New Business
Opinion | An obscure new department heralds a shift in China’s debt cycle


China’s Ministry of Finance recently established a new debt management department, unifying the management of government debt quotas, issuance and redemption. What appears to be a simple adjustment reflects a profound shift in China’s economic governance.
To counter the impact of the 2008 subprime mortgage crisis, China launched a 4 trillion yuan (US$563 billion) stimulus plan, shifting its growth model from exports to investment. From 2009 to 2014, growth was mainly driven by infrastructure investment and related manufacturing investments, from 2015 to 2019, by real estate and government public investments, and from 2020 onwards, by hi-tech and new energy manufacturing investments.
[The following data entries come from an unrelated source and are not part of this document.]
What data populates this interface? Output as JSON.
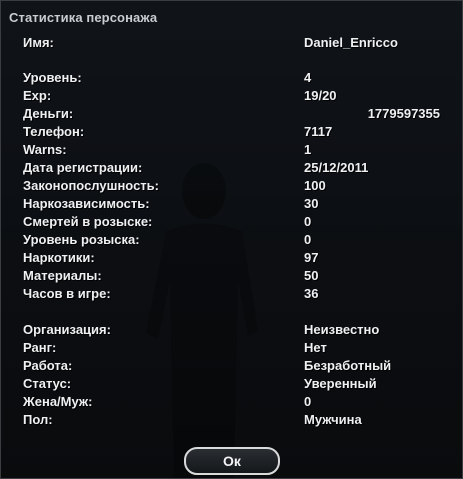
{
  "dialog": {
    "title": "Статистика персонажа",
    "ok_label": "Ок"
  },
  "stats": {
    "name": {
      "label": "Имя:",
      "value": "Daniel_Enricco"
    },
    "level": {
      "label": "Уровень:",
      "value": "4"
    },
    "exp": {
      "label": "Exp:",
      "value": "19/20"
    },
    "money": {
      "label": "Деньги:",
      "value": "1779597355"
    },
    "phone": {
      "label": "Телефон:",
      "value": "7117"
    },
    "warns": {
      "label": "Warns:",
      "value": "1"
    },
    "reg_date": {
      "label": "Дата регистрации:",
      "value": "25/12/2011"
    },
    "law": {
      "label": "Законопослушность:",
      "value": "100"
    },
    "drug_addict": {
      "label": "Наркозависимость:",
      "value": "30"
    },
    "wanted_deaths": {
      "label": "Смертей в розыске:",
      "value": "0"
    },
    "wanted_level": {
      "label": "Уровень розыска:",
      "value": "0"
    },
    "drugs": {
      "label": "Наркотики:",
      "value": "97"
    },
    "materials": {
      "label": "Материалы:",
      "value": "50"
    },
    "hours": {
      "label": "Часов в игре:",
      "value": "36"
    },
    "org": {
      "label": "Организация:",
      "value": "Неизвестно"
    },
    "rank": {
      "label": "Ранг:",
      "value": "Нет"
    },
    "job": {
      "label": "Работа:",
      "value": "Безработный"
    },
    "status": {
      "label": "Статус:",
      "value": "Уверенный"
    },
    "spouse": {
      "label": "Жена/Муж:",
      "value": "0"
    },
    "gender": {
      "label": "Пол:",
      "value": "Мужчина"
    }
  }
}
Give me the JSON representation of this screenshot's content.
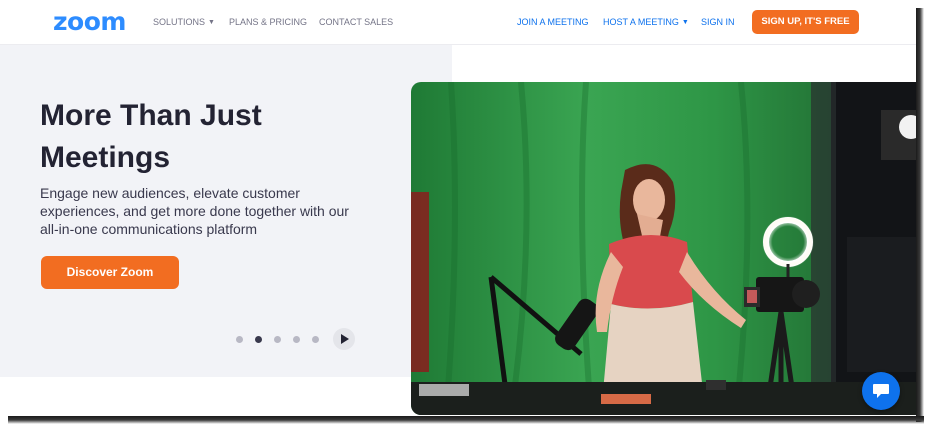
{
  "brand": {
    "logo": "zoom",
    "color": "#2d8cff"
  },
  "nav": {
    "left": [
      {
        "label": "SOLUTIONS",
        "dropdown": true
      },
      {
        "label": "PLANS & PRICING",
        "dropdown": false
      },
      {
        "label": "CONTACT SALES",
        "dropdown": false
      }
    ],
    "right": [
      {
        "label": "JOIN A MEETING",
        "dropdown": false
      },
      {
        "label": "HOST A MEETING",
        "dropdown": true
      },
      {
        "label": "SIGN IN",
        "dropdown": false
      }
    ],
    "signup_label": "SIGN UP, IT'S FREE",
    "accent": "#f26d21"
  },
  "hero": {
    "title": "More Than Just Meetings",
    "subtitle": "Engage new audiences, elevate customer experiences, and get more done together with our all-in-one communications platform",
    "cta_label": "Discover Zoom",
    "carousel": {
      "slide_count": 5,
      "active_slide": 2,
      "control_icon": "play-icon"
    },
    "image": "woman-recording-video-with-ring-light-and-microphone-in-front-of-green-screen"
  },
  "chat_widget": {
    "icon": "chat-icon",
    "color": "#0e72ed"
  }
}
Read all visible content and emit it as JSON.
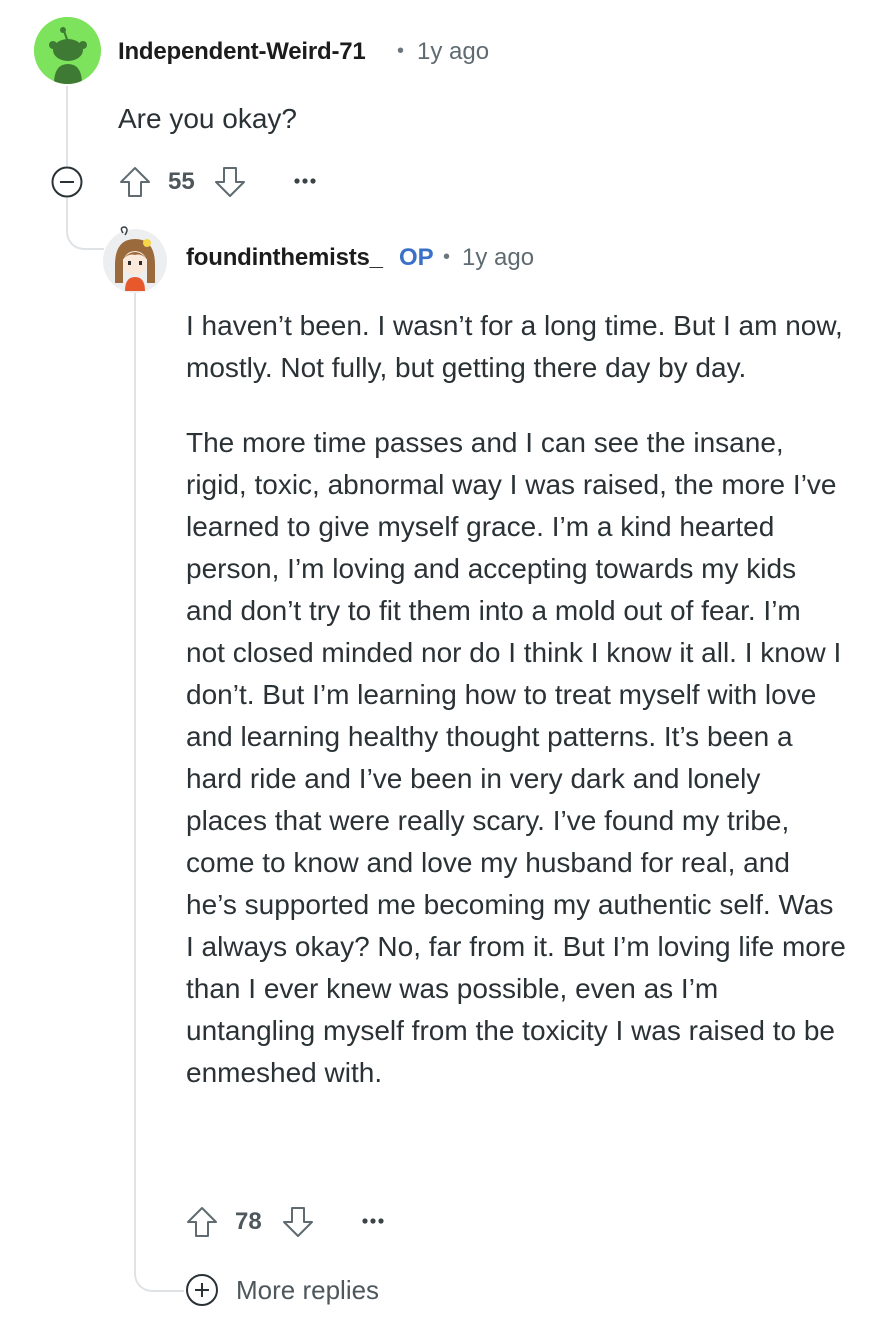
{
  "colors": {
    "background": "#ffffff",
    "text": "#2a3236",
    "thread_line": "#dfe3e6",
    "op_badge": "#3a71c7",
    "avatar_green": "#7ee35c"
  },
  "parent_comment": {
    "username": "Independent-Weird-71",
    "separator": "•",
    "timestamp": "1y ago",
    "avatar_icon": "reddit-snoo-avatar-icon",
    "text": "Are you okay?",
    "vote_count": "55",
    "collapse_icon": "minus-circle-icon",
    "upvote_icon": "upvote-arrow-icon",
    "downvote_icon": "downvote-arrow-icon",
    "more_icon": "more-options-icon"
  },
  "reply_comment": {
    "username": "foundinthemists_",
    "op_label": "OP",
    "separator": "•",
    "timestamp": "1y ago",
    "avatar_icon": "custom-character-avatar-icon",
    "paragraphs": [
      "I haven’t been. I wasn’t for a long time. But I am now, mostly. Not fully, but getting there day by day.",
      "The more time passes and I can see the insane, rigid, toxic, abnormal way I was raised, the more I’ve learned to give myself grace. I’m a kind hearted person, I’m loving and accepting towards my kids and don’t try to fit them into a mold out of fear. I’m not closed minded nor do I think I know it all. I know I don’t. But I’m learning how to treat myself with love and learning healthy thought patterns. It’s been a hard ride and I’ve been in very dark and lonely places that were really scary. I’ve found my tribe, come to know and love my husband for real, and he’s supported me becoming my authentic self. Was I always okay? No, far from it. But I’m loving life more than I ever knew was possible, even as I’m untangling myself from the toxicity I was raised to be enmeshed with."
    ],
    "vote_count": "78"
  },
  "more_replies": {
    "label": "More replies",
    "icon": "plus-circle-icon"
  }
}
Corresponding to these three phases of investment, China’s economy has experienced fluctuations every five to six years. Gross domestic product (GDP) growth has tended to align with the typical Juglar cycle – a fixed investment cycle of seven to 11 years – or equipment renewal investment cycle fluctuations.
Debt cycles have mirrored these investment cycles: local government leveraging from 2009 to 2014, household leveraging from 2015 to 2019 and central government leveraging since 2020. Between 2009 and 2017, manufacturing enterprises, urban investment companies – special purpose state-owned enterprises responsible for financing local investments – and real estate firms also leveraged off each other.
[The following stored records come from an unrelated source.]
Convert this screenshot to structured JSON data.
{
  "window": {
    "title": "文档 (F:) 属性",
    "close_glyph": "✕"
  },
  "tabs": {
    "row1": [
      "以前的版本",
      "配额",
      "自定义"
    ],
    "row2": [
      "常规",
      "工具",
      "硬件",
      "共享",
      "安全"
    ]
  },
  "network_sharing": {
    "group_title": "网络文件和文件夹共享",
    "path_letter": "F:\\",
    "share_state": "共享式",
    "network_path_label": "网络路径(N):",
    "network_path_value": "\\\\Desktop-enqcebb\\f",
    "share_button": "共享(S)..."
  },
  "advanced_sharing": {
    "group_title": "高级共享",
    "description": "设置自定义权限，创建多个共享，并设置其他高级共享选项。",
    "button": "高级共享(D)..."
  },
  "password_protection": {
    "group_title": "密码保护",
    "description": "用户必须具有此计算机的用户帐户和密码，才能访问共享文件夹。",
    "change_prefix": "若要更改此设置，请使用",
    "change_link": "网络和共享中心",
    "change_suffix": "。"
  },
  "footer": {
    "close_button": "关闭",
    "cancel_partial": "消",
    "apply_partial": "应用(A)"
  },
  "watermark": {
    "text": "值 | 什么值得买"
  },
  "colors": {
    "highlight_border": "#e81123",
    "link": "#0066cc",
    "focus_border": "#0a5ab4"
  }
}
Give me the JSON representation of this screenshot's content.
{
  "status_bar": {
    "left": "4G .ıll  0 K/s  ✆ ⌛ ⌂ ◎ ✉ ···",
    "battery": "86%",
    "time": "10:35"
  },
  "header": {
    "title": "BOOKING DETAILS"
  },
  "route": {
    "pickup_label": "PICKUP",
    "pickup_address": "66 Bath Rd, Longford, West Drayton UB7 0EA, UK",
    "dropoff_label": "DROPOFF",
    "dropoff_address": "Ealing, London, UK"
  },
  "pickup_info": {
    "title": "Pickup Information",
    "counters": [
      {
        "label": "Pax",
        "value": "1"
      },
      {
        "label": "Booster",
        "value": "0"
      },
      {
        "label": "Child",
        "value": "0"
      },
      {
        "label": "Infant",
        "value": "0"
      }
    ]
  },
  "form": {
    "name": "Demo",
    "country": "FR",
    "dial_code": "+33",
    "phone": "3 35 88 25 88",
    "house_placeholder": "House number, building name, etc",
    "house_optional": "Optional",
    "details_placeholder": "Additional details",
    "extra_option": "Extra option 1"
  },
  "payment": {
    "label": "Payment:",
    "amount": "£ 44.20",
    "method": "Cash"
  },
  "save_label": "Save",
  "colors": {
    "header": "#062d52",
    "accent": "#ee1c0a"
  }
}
China’s debt expansion created a large number of tangible state-owned assets, such as roads, bridges, factories, buildings and industrial estates. These state-owned assets are closely tied to urban land, which is entirely owned by the government. As a result, land has become the core collateral in China’s investment and debt cycles during the past decade or more.
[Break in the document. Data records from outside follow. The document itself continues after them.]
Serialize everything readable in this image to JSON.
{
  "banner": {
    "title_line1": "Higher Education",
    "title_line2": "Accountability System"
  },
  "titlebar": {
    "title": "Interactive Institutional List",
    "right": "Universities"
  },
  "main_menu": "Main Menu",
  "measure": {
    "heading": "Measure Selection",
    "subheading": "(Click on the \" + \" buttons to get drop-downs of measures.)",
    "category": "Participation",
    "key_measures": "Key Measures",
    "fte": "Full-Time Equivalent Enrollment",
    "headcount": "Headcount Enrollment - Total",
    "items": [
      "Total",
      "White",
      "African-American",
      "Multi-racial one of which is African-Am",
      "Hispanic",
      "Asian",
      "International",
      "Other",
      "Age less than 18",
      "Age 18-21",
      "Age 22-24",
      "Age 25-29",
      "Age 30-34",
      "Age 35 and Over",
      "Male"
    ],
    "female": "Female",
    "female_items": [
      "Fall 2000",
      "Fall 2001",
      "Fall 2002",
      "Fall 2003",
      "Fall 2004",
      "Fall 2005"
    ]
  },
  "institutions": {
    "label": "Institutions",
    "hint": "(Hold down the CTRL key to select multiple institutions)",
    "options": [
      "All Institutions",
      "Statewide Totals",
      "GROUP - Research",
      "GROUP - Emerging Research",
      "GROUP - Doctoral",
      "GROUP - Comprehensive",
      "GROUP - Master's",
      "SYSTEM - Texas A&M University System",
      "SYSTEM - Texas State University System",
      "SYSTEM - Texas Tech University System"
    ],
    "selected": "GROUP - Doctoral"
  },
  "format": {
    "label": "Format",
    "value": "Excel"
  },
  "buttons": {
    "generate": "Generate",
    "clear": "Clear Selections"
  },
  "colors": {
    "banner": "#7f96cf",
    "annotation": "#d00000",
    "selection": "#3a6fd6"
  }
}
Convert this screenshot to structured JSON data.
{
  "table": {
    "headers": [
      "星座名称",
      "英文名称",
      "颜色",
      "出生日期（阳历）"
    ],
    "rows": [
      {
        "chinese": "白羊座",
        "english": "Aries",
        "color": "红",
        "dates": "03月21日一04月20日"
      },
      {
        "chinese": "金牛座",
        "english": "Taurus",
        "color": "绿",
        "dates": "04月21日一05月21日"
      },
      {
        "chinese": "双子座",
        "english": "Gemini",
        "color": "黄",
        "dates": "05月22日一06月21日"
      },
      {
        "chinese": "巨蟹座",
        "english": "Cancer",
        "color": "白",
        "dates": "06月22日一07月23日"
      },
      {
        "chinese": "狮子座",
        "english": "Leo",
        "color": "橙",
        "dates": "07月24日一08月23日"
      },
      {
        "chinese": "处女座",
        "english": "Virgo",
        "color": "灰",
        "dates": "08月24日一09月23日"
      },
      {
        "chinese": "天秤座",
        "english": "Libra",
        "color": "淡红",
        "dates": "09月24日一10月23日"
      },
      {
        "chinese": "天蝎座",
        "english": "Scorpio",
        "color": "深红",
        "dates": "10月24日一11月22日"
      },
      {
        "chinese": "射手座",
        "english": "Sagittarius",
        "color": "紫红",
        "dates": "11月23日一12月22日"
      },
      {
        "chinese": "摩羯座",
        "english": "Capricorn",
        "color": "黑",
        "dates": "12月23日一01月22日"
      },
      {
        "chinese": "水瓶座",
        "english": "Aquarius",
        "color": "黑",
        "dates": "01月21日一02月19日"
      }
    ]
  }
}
Some land is leased cheaply to industrial businesses to address employment and taxation. Some land use rights are sold at high prices to real estate firms to generate substantial land transfer fees, which are a major fiscal revenue source for local governments to fund investments and repay debts. Some land is injected into urban investment companies and used as collateral to secure financing, including loans and bonds.